I'm with her, as far as that goes. As pretty much anyone who's every interacted with other human beings, platonically or romantically, knows, infatuation is easy, but the kind of dedication, patience and, yes, love required to make a relationship work over time is exceptionally demanding and sometimes really not that fun at all. I'll suggest that it takes a lifetime of hard work just to understand, accept and appreciate our forever-changing selves. That anyone manages to do the same for and with another person is nothing short of miraculous. Raise the roof for any couple with the emotional largess to navigate time and space together for great length of time.
Where I part ways with my friend, however, is where she equates this kind of commitment exclusively with marriage. She values marriage so highly that she places cohabitation outside of marriage alongside the escalating divorce rate as lamentable conditions undermining meaningful long-term commitments. This drives me bonkers on just about a million levels. Here are some:
- As I noted in the comments section of her post, there are plenty of people who exemplify the most virtuous behaviors attributed to government-legitimized couples who are either legally excluded from or voluntarily opt out of that institution. Let's leave aside for a moment the sometimes superhuman effort demanded of gay couples who've had to negotiate their long-term relationships not just on a personal level, but on a public, political level as well (activist or not, being in an open gay relationship still reads as a bold statement to much of the public at large).

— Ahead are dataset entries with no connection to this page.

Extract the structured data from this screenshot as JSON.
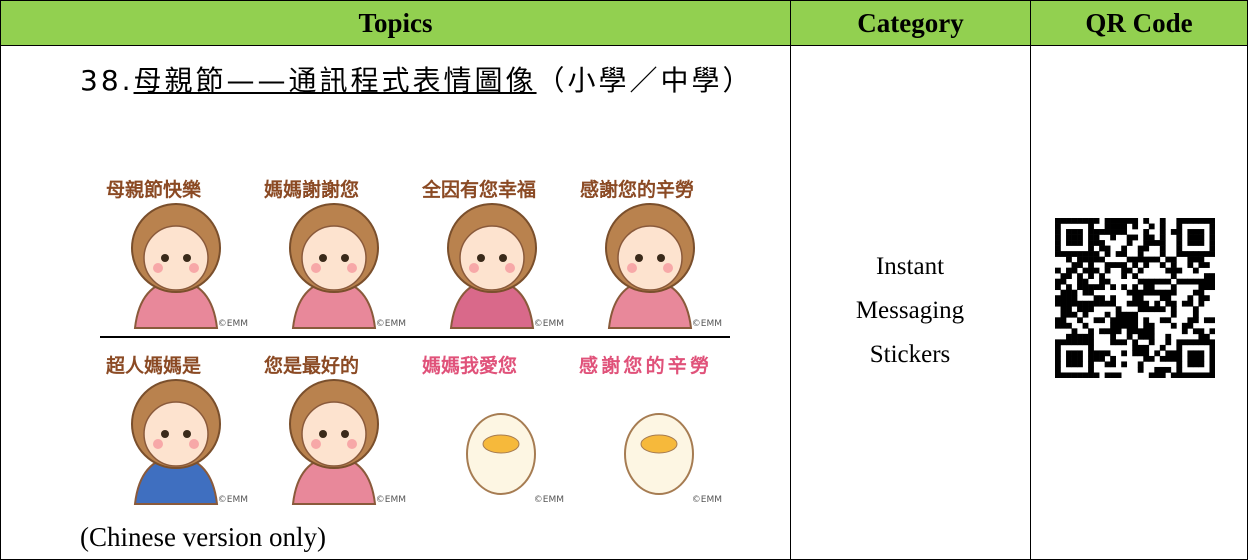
{
  "header": {
    "topics": "Topics",
    "category": "Category",
    "qr_code": "QR Code"
  },
  "row": {
    "number": "38.",
    "title": "母親節——通訊程式表情圖像",
    "levels": "（小學／中學）",
    "stickers": [
      [
        "母親節快樂",
        "媽媽謝謝您",
        "全因有您幸福",
        "感謝您的辛勞"
      ],
      [
        "超人媽媽是",
        "您是最好的",
        "媽媽我愛您",
        "感謝您的辛勞"
      ]
    ],
    "copyright": "©EMM",
    "note": "(Chinese version only)",
    "category": "Instant Messaging Stickers"
  }
}
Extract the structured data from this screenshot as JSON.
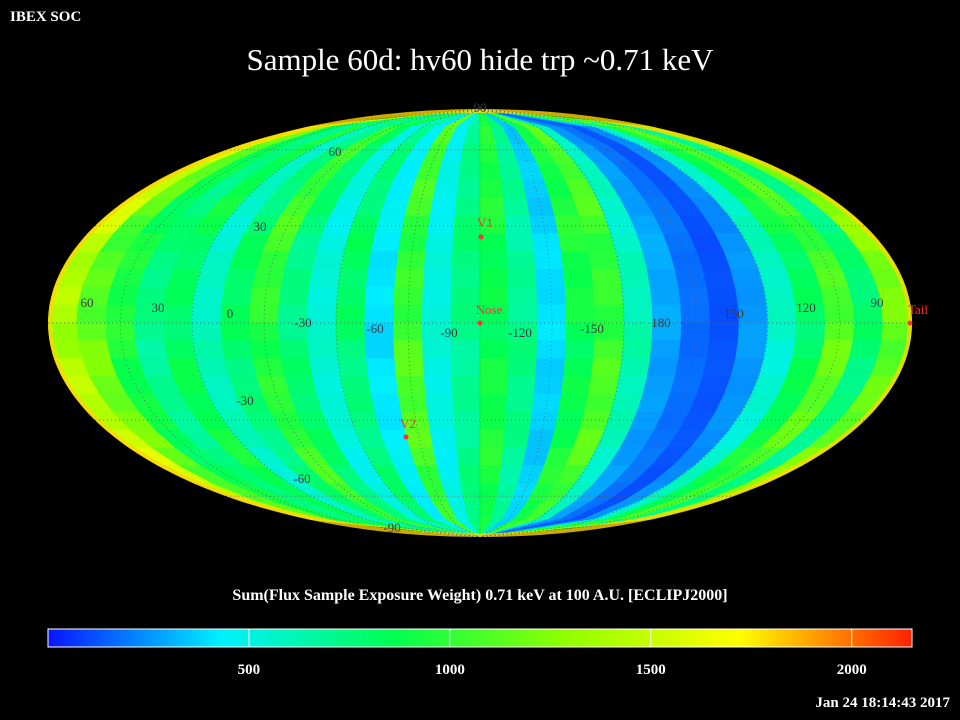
{
  "header": {
    "org": "IBEX SOC",
    "title": "Sample 60d: hv60 hide trp ~0.71 keV"
  },
  "colorbar": {
    "title": "Sum(Flux Sample Exposure Weight)  0.71 keV at 100 A.U. [ECLIPJ2000]",
    "range": [
      0,
      2150
    ],
    "ticks": [
      500,
      1000,
      1500,
      2000
    ],
    "tick_labels": [
      "500",
      "1000",
      "1500",
      "2000"
    ],
    "colormap": [
      "#0a14ff",
      "#00f0ff",
      "#00ff50",
      "#90ff00",
      "#ffff00",
      "#ff2000"
    ]
  },
  "map": {
    "projection": "mollweide",
    "lat_labels": [
      "90",
      "60",
      "30",
      "-30",
      "-60",
      "-90"
    ],
    "lon_labels": [
      "60",
      "30",
      "0",
      "-30",
      "-60",
      "-90",
      "-120",
      "-150",
      "180",
      "150",
      "120",
      "90"
    ],
    "markers": [
      {
        "name": "V1",
        "color": "#ff3030"
      },
      {
        "name": "Nose",
        "color": "#ff3030"
      },
      {
        "name": "V2",
        "color": "#ff3030"
      },
      {
        "name": "Tail",
        "color": "#ff3030"
      }
    ],
    "band_values": [
      1450,
      1150,
      900,
      720,
      850,
      580,
      780,
      1000,
      760,
      520,
      780,
      420,
      1050,
      500,
      720,
      900,
      700,
      380,
      900,
      1050,
      600,
      280,
      180,
      120,
      250,
      560,
      850,
      1100,
      750,
      1200
    ]
  },
  "footer": {
    "timestamp": "Jan 24 18:14:43 2017"
  }
}
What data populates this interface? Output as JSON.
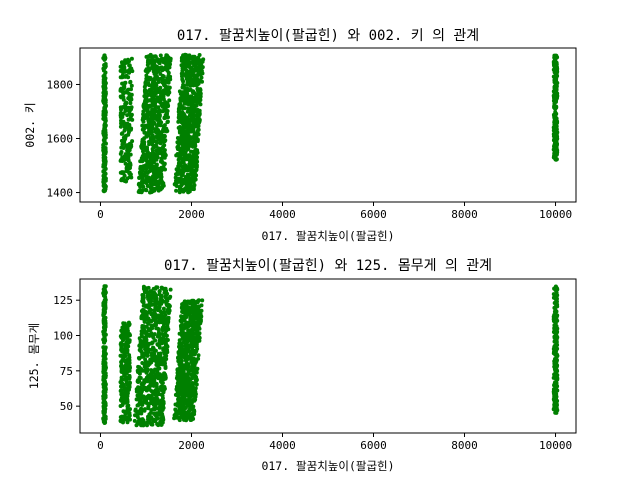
{
  "chart_data": [
    {
      "type": "scatter",
      "title": "017. 팔꿈치높이(팔굽힌)  와 002. 키 의 관계",
      "xlabel": "017. 팔꿈치높이(팔굽힌)",
      "ylabel": "002. 키",
      "xlim": [
        -450,
        10450
      ],
      "ylim": [
        1365,
        1935
      ],
      "xticks": [
        0,
        2000,
        4000,
        6000,
        8000,
        10000
      ],
      "yticks": [
        1400,
        1600,
        1800
      ],
      "color": "#008000",
      "grid": false,
      "clusters": [
        {
          "x": [
            60,
            120
          ],
          "y": [
            1400,
            1910
          ],
          "note": "near-vertical column"
        },
        {
          "x": [
            440,
            700
          ],
          "y": [
            1440,
            1900
          ],
          "note": "diagonal band"
        },
        {
          "x": [
            800,
            1600
          ],
          "y": [
            1400,
            1910
          ],
          "note": "dense diagonal bands"
        },
        {
          "x": [
            1600,
            2280
          ],
          "y": [
            1400,
            1910
          ],
          "note": "diagonal band"
        },
        {
          "x": [
            9960,
            10040
          ],
          "y": [
            1520,
            1910
          ],
          "note": "vertical column at ~10000"
        }
      ]
    },
    {
      "type": "scatter",
      "title": "017. 팔꿈치높이(팔굽힌)  와 125. 몸무게 의 관계",
      "xlabel": "017. 팔꿈치높이(팔굽힌)",
      "ylabel": "125. 몸무게",
      "xlim": [
        -450,
        10450
      ],
      "ylim": [
        31,
        140
      ],
      "xticks": [
        0,
        2000,
        4000,
        6000,
        8000,
        10000
      ],
      "yticks": [
        50,
        75,
        100,
        125
      ],
      "color": "#008000",
      "grid": false,
      "clusters": [
        {
          "x": [
            60,
            120
          ],
          "y": [
            38,
            135
          ],
          "note": "near-vertical column"
        },
        {
          "x": [
            440,
            650
          ],
          "y": [
            38,
            110
          ]
        },
        {
          "x": [
            700,
            1600
          ],
          "y": [
            36,
            135
          ],
          "note": "dense main cloud"
        },
        {
          "x": [
            1600,
            2250
          ],
          "y": [
            40,
            125
          ]
        },
        {
          "x": [
            9960,
            10040
          ],
          "y": [
            45,
            135
          ],
          "note": "vertical column at ~10000"
        }
      ]
    }
  ]
}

- I can cite dozens of instances where people previously married have moved on since their divorce with a new partner -- one they haven't married. More notably, they have no intention of marrying again, but these relationships have, by and large, outlasted the ones in which they pledged "'til death do us part."

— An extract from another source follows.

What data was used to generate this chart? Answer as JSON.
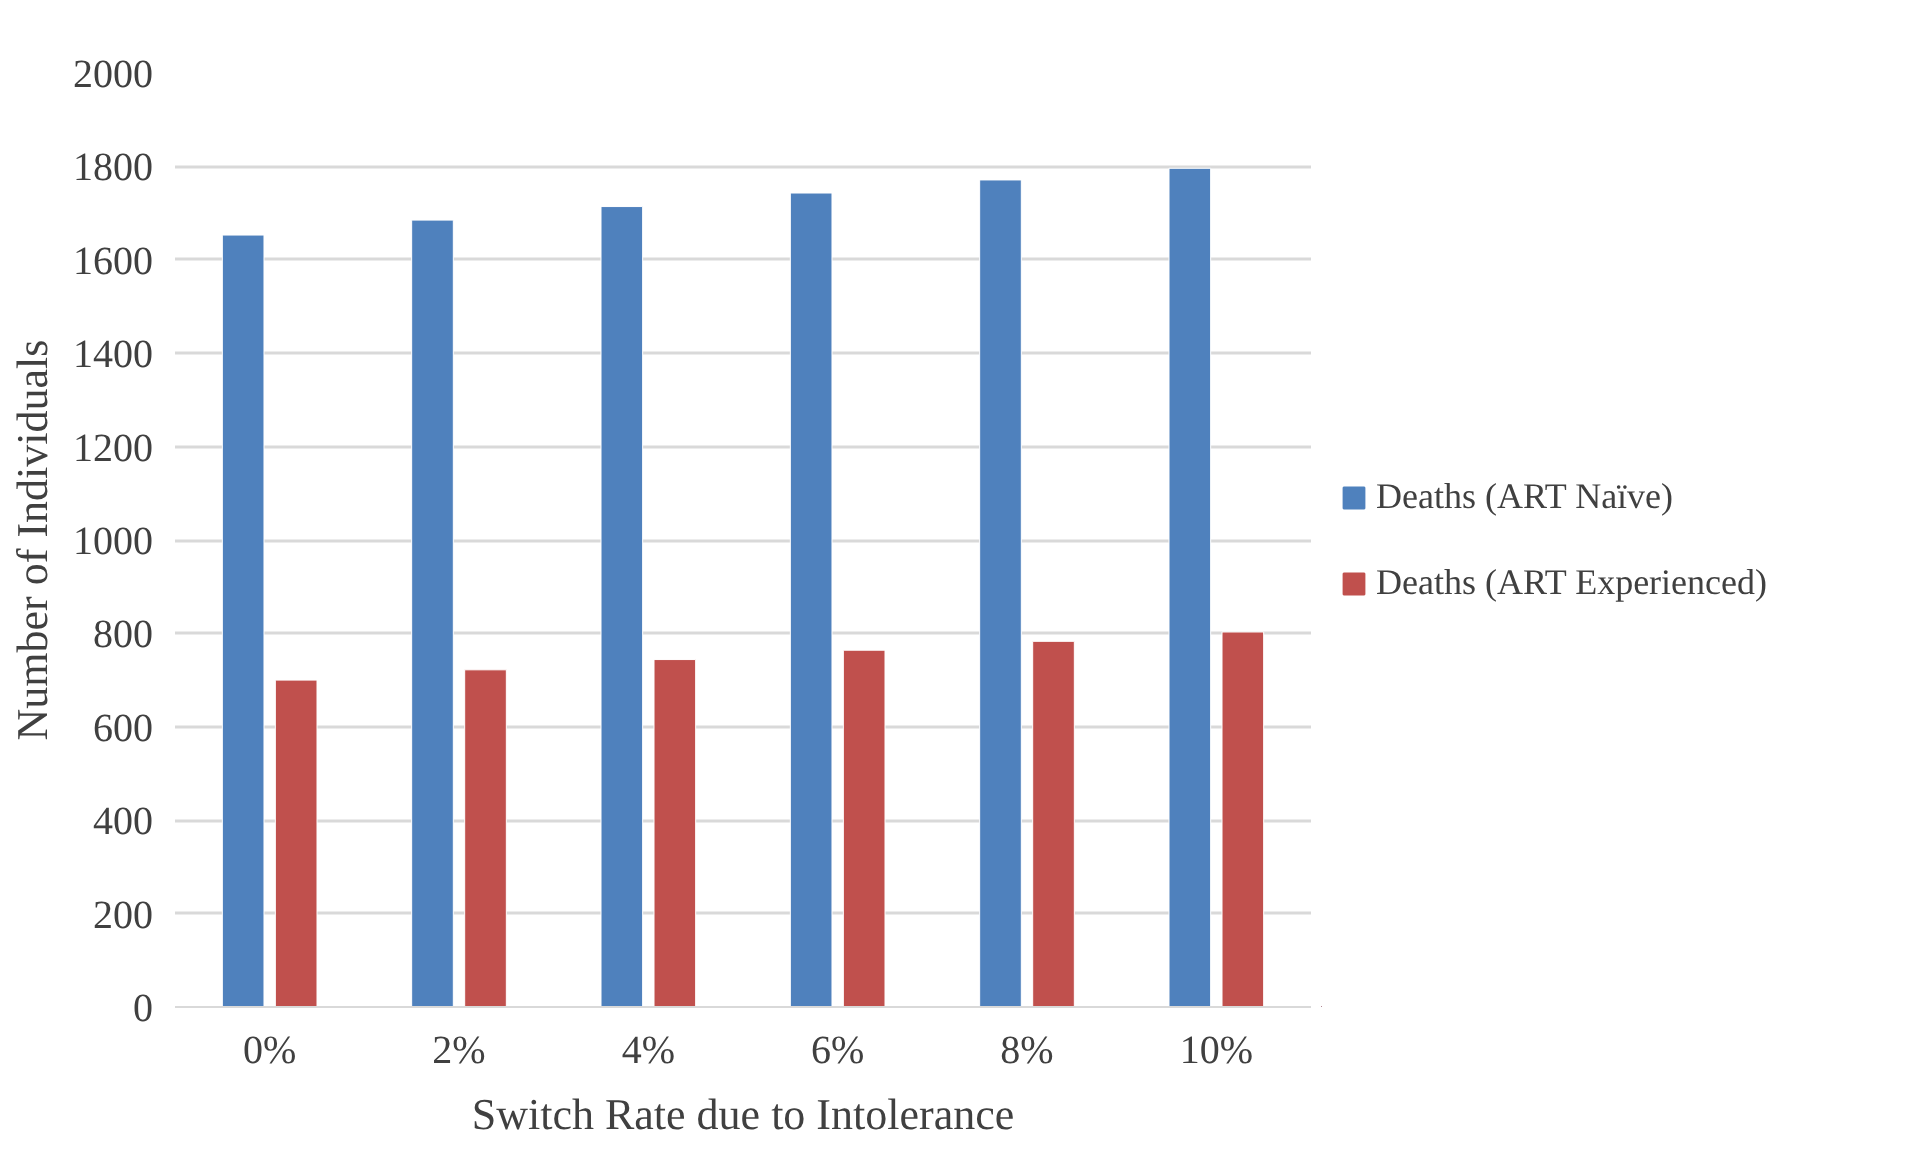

- At the risk of reading too much into it, there's a subtle implication here that somehow the public proclamation of commitment is what makes it valid. In other words, it's insufficient to have a monogamous, mutually satisfying, long-term relationship. It's just playing house until you've laid your heart's intimate depths open for public acknowledgement and judgment.
We are a culture that loves the narrative of marriage as a rite of passage. For most young Americans, whether their plans for the future involve being an astronaut or a firefighter or a secretary or a ditchdigger, the plan for their personal lives is obvious: meet someone, fall in love and get married. The subtext is that this is what people do when they're grown ups. The tandem assumption (although the stigma has certainly lessened over time) is that if you don't do this, or if you divorce, you are some combination of lazy, immature, unserious, and/or morally bankrupt. I would posit, however, that the real heart of the problem is not careless, unconsidered divorce, but careless, unconsidered marriage.
If getting married is the last piece of your relationship puzzle and both parties share a vision of what that means, great. If remaining unmarried floats your boat, great. The bottom line is that we as a society benefit from happy, thoughtful people cultivating happy, thoughtful relationships (particularly is there's a shared vision of children in those relationships) and that's not something that happens because of elaborate traditional ceremonies or legal contracts. It happens when people make reasoned decisions about their life together and build that life on a foundation of trust, respect, and love.